A harmless bladder (or pond) snail
Isn't he cute?
So the debate goes on, whether snails are good or bad for a tank. The snails that seem to "pop up" in your tank unannounced are mostly harmless to fish and plants. It's the big ones that you buy (apple snails, or mystery snails are one example) which have a tendency to munch on your live plants. Snails mainly eat detritus (fish wastes), dying vegetation, and algae.
Some problems people have with snails are mostly unfounded. They claim that snails are carriers of diseases and parasites that will affect your fish. The truth is that this is only the case with open ponds, where snails may act as intermediary hosts to certain parasites that come from birds feces. Unless you have some birds flying around your fish room you probably need not worry about that. Another claim is that snails will eat all your plants. Only the larger snail species do this, mostly what people see are their little snails eating leaves which are nearly dead. These are leaves that they would have to pluck out of the tank in a week anyway, so the snails are doing them a service! They also eat algae and uneaten fish food, so what are we all complaining about??
Most small snails are harmless to fish and plants. In fact, they can serve a purpose.
Another thing that snails are good for is helping you monitor the waste buildup in your tanks. If you suddenly have a population explosion of snails, that means there is an abundance of organic waste for them to feed on. This is a clue that the tank needs more vigorous cleaning and a lighter feeding regiment for the fish. If the Malaysian Trumpet Snail is seen staying away from the substrate (where it commonly burrows into during the day), there's a chance that all the waste in your gravel has turned sour and poisonous. Time for a gravel vacuuming!
|No pic yet||Malaysian Trumpet Snails|
|No pic yet||Apple Snails|
|No pic yet||Mystery Snails|
Since snails do serve a useful purpose, I hesitate to tell anyone to remove them. If there is a population explosion, then it would most likely be better to have them removed and just keep a few around to maintain the benefits snails give us. Of course the preventative measures must be taken to make sure you don't get another huge batch of snails.
Good prevention is getting
rid of these egg masses.
Chemical methods for killing snails may cause a massive die-off, which can quickly pollute your water.

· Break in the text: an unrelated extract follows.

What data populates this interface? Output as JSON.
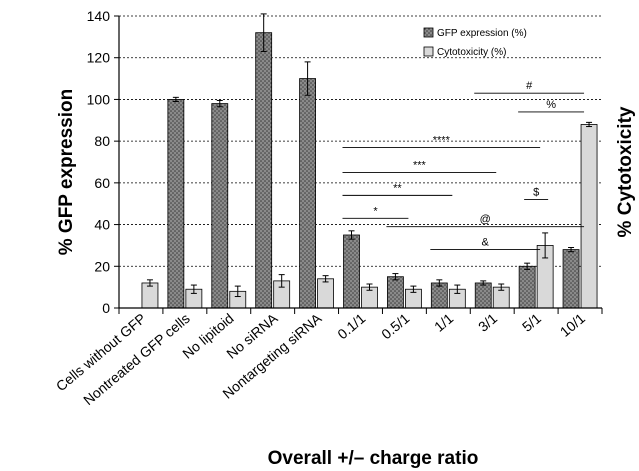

Bladder snails being friendly
with each other...
Keeping the larger snails such as Apple snails means keeping them fed with greens such as a spinach leaf once a week or so. The little snails usually have enough to eat from the algae in the tank itself. If you have a low-light situation and don't grow live plants then putting in a small piece of zucchini or spinach will also allow the smaller snails to snack on some greens which they love.
The main trick to keeping snails alive is to not eradicate them through chemical means. Sometimes this is done unknowingly. Most anti-parasite medications will harm snails. Keep products containing copper away from the tank (or remove the snails before using them.) Other than this, snails are fairly hardy and thrive in a varying degree of water conditions.
I hope this article allowed you to see the various benefits that snails give us fishkeepers and that they aren't as bad as some people say. As with most animals, they just do what they do, it's not their fault! As custodians of the fishtank we must make sure that things don't get out of hand with snails and that they will be kept in check.